I remember going through all that math with my CFI.Not a typo.
Fly an approach at 1.3 Vs0 like you're supposed to, with a 0.3 Vs0 gust headwind. The gust quits. What's your airspeed now?
0.3 Vs0 is less than 20 knots in a Cessna or Piper trainer. That's not all that an extreme gust factor.
Vs0 in the Archer I flew yesterday is 49kts. 1.3Vs0 = 64. 0.3Vs0 = 15kts
My understanding is the gust factor is the difference between the gust and winds. Yesterday I was flying in 19G25, so a 6kt gust factor, it would have needed to be 19G34 to reach the 0.3Vs0 number.

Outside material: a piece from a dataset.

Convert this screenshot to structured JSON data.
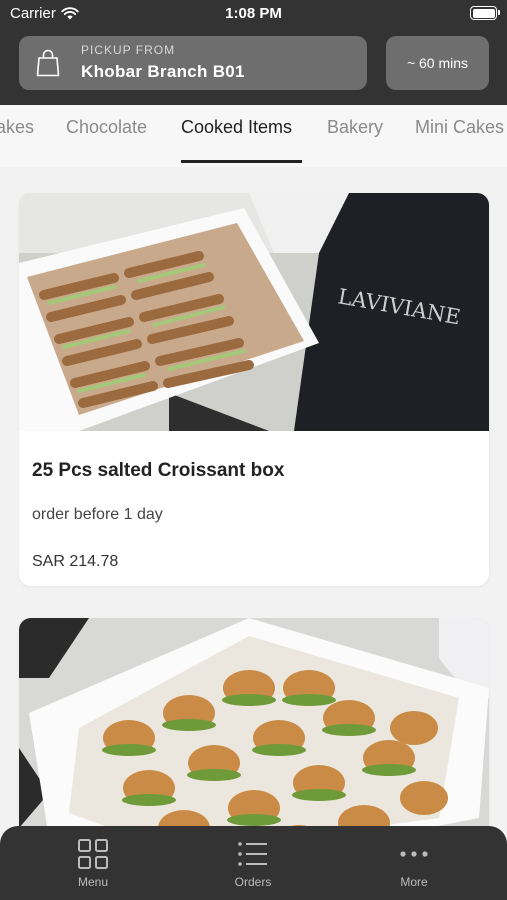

My CFI beat it into my head to always add half the gust factor to that 1.3Vs0 value.
So, if you add half the gust factor to 1.3Vs0, you'll theoretically stay >=15% above Vs0 if the gust quits.
But that's theoretically. Once you do get gust factors that approach 0.3Vs0, there's probably a pretty significant measurement error in the wind numbers, so that 15% margin might not really be 15%. One of my "Flying for Dummies" (or whatever) books suggests adding a little extra for the "wife and kids factor".
Real world vs theoretical don't always match.